Of course the millet bhakri or phulka too may be rolled up with many fillings of the delicious and wholesome kind and packed up for schoolchildren’s luncheon tiffin boxes. I’ve been trying to do away with bread and rice in my home for ever so long but in vain. Don’t ask me why! It is really not cost-effective to cook at home for only two working class seniors, each wanting to eat differently! One will like toasted sliced white bread, generously buttered, on an omlet; while wife may prefer poached egg or nothing at all for breakfast except green tea and half-a-papaya or so, a banana maybe, some fruit.
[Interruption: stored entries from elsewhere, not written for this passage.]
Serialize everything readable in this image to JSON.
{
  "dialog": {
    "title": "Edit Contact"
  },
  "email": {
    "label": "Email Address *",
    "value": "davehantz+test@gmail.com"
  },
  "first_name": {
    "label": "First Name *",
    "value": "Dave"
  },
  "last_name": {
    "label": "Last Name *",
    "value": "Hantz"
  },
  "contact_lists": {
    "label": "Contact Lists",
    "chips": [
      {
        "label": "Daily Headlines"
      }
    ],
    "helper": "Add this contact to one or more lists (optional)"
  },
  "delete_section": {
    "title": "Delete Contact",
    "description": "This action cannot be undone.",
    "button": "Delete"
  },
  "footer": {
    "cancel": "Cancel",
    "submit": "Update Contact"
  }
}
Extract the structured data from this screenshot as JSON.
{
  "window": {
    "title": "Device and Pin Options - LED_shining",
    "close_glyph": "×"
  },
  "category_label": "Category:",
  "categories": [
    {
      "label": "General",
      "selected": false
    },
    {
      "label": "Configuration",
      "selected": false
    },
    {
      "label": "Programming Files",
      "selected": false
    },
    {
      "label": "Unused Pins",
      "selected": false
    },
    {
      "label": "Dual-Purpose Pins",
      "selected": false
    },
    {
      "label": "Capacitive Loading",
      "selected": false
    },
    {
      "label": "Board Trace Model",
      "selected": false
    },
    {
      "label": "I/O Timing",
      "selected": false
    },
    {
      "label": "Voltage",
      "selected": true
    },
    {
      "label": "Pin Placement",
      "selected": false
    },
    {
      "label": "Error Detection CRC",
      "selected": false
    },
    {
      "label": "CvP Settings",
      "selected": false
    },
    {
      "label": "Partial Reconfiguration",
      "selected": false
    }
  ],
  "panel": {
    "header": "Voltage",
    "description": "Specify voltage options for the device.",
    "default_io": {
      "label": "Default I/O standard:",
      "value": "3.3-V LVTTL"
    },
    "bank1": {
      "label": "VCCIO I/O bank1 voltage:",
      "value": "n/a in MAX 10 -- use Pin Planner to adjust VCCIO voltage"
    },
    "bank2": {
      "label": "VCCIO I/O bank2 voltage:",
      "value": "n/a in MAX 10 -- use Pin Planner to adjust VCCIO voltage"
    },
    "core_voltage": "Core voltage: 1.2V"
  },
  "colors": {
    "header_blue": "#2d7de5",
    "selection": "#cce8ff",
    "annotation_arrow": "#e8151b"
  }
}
In Goa nobody in the wet markets offers whole pineapple skinned, the itchy eyelets cut and the pineapple ready to cut and eat, stalk and all. Best food for diabetics I’m told! (The Mumbai wet market vendors sell ready-to-eat whole pineapples for Rs80-Rs100, they’re not over lazy maybe.)
I ALWAYS say eat fruit in the morning and you will never have a hard time in the bathroom! Seniors on too many prescriptions tend to suffer from constipation and the best fruits to eat are papaya, a banana, both being gently laxative fruit; or just eat a date or a prune! I always say if you’re suffering from the runs then eat bread – bread is very constipating, especially the Goan poie! Butter it, dip, dip in ginger-infused tea and enjoy.